Klar wurde in der Verhandlung, dass für die gesamte Einkesselung am Bahnhofsvorplatz keine schriftliche richterliche Anordnung existiert. Zitiert wurde lediglich ein Aktenvermerk mehrerer am 1.Mai 2011 eingesetzter Richter, die in Kooperation mit dem Heilbronner Polizeichef Eisele eine Ingewahrsamnahme der NazigegnerInnen für notwendig befunden hätten. Ausgesprochen worden sei der Gewahrsam aus Sicherheitsgründen am Nachmittag um ca. 16.00 Uhr, als sich die Nazis auf den Rückweg vom Arbeitsamt zum Hauptbahnhof machten und somit den AntifaschistInnen näherten.

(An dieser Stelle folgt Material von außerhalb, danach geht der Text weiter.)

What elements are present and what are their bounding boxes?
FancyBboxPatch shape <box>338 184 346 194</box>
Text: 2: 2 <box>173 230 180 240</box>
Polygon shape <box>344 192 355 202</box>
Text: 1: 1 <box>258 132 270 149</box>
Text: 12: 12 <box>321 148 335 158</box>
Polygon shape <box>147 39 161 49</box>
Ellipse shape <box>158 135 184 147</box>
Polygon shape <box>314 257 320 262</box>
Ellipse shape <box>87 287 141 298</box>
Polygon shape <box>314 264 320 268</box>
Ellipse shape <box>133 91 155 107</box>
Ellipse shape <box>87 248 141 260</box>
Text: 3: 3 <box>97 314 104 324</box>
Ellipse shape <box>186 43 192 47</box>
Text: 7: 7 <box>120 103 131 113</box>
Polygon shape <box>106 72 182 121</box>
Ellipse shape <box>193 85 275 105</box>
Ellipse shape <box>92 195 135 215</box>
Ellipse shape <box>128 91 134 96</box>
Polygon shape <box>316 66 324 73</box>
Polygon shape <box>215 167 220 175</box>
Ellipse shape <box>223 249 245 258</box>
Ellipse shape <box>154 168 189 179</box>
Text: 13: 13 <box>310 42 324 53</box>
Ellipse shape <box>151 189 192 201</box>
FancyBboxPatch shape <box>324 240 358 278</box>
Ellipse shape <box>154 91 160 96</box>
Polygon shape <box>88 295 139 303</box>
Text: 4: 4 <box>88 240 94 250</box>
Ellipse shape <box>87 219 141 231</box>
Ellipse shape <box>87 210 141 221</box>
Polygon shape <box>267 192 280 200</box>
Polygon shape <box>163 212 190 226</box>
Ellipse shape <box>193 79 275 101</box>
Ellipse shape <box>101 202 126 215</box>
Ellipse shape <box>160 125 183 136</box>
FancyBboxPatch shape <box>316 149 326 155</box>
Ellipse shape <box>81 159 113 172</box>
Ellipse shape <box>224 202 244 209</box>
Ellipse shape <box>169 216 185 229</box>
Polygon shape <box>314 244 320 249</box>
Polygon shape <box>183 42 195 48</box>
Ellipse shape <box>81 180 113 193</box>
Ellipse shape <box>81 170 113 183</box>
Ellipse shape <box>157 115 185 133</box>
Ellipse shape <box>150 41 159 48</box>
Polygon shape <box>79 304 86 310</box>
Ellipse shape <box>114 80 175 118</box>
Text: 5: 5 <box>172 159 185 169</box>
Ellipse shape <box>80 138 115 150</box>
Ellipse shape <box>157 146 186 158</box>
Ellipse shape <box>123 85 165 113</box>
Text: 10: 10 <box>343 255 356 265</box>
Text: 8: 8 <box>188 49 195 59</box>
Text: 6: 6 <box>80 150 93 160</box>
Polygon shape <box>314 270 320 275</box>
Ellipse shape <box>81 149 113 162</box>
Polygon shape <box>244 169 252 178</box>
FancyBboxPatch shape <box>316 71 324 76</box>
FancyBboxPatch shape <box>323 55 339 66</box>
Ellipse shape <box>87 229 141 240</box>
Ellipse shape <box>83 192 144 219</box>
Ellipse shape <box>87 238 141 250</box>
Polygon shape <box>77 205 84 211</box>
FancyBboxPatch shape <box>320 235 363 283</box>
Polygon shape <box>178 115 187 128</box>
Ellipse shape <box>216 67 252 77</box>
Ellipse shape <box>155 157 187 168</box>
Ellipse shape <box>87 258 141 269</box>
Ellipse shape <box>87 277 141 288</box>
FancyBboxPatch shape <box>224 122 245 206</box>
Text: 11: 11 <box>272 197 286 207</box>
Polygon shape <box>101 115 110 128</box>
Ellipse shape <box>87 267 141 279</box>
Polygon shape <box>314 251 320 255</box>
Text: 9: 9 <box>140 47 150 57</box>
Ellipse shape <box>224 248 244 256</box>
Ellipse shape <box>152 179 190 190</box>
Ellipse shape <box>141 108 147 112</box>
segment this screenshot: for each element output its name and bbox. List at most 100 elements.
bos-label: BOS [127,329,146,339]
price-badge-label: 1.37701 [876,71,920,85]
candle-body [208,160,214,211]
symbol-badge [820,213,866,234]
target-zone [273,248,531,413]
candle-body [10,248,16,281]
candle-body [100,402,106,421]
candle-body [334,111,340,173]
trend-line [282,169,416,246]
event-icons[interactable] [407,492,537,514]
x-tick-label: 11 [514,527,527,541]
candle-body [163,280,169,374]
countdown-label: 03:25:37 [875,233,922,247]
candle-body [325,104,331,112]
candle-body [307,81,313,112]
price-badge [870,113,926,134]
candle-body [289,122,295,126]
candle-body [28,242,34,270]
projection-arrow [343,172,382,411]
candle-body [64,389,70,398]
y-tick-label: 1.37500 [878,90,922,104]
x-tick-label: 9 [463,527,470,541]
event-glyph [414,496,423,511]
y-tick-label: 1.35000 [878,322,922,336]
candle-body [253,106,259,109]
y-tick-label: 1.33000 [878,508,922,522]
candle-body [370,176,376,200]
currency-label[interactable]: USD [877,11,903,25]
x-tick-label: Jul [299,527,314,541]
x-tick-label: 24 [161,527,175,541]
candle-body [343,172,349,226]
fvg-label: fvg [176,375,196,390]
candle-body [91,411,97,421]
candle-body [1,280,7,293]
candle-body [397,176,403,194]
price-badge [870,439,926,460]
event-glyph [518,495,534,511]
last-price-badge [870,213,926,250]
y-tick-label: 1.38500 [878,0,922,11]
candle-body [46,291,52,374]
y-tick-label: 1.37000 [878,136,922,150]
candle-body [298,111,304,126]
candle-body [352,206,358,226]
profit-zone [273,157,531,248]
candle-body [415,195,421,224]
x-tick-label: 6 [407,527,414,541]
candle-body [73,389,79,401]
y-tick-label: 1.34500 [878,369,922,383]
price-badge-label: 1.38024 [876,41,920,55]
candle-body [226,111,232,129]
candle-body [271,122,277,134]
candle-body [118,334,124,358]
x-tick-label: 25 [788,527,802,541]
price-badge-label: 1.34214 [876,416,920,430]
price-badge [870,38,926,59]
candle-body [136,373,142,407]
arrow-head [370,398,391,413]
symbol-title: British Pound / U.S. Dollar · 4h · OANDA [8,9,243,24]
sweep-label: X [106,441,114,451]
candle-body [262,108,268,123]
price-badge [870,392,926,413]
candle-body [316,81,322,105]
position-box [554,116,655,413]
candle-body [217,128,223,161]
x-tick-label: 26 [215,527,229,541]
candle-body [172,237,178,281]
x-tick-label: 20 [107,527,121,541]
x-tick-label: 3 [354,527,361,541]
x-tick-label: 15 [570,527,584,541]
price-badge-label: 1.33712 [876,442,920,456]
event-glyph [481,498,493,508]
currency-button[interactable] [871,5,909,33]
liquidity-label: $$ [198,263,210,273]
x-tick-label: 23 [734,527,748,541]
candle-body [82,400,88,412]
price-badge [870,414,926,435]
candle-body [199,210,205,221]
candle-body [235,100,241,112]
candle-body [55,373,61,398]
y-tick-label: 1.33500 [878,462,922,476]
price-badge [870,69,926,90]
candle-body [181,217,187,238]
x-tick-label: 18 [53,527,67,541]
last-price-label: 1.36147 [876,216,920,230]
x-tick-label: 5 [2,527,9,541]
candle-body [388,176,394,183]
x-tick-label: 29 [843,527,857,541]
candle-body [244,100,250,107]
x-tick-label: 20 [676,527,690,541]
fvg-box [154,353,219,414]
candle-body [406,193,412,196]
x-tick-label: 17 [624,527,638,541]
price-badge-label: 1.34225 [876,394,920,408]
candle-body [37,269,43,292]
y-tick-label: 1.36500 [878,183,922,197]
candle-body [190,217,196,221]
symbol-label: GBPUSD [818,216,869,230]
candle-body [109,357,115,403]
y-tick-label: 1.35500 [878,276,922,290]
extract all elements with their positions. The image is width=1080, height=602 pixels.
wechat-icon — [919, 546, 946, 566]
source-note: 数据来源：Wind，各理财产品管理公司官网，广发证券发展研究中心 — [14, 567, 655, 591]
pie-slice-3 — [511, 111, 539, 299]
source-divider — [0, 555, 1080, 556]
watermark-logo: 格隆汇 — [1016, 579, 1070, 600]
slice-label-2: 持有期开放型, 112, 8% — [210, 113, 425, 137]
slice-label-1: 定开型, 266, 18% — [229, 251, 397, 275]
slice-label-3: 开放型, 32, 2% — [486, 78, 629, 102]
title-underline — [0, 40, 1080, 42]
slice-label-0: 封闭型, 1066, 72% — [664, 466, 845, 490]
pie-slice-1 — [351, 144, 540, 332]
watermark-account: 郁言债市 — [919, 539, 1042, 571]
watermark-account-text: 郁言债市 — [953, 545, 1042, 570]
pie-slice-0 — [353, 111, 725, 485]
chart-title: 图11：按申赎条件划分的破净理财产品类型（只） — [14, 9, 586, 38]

Ab ca. 18.00 Uhr habe die Maßnahme dann nicht mehr "präventiven", sondern "repressiven" Charakter gehabt, da es jetzt darum gegangen sei, "Straftäter" unter den Eingekesselten zu identifizieren.
Zentral bleibt die Frage, ob es für die eingekesselten NazigegnerInnen eine Möglichkeit gegeben hat, den Kessel zu verlassen und ob die Maßnahme am Bahnhofsvorplatz juristisch "verhältnismäßig" war - immerhin waren am 1.Mai 2011 fast 4000 Polizisten in Heilbronn im Einsatz. Ob eine den Anwälten der Klagenden z.T. erst einen Tag vor dem heutigen Prozess zugestellte DVD mit einigen zusammengeschnittenen Polizeivideos zur Aufklärung
bei tragen kann, ist fraglich. Deshalb haben die Anwälte der Klagenden beantragt, dass von der Polizei alle Videoaufnahmen vom 1.Mai 2011 ungeschnitten dem Gericht zur Verfügung gestellt werden.
Ein Termin für die Fortsetzung des Prozesses steht bisher noch nicht fest.
Wir werden rechtzeitig informieren und rufen dazu auf, die Klagenden auch weiterhin solidarisch zu unterstützen!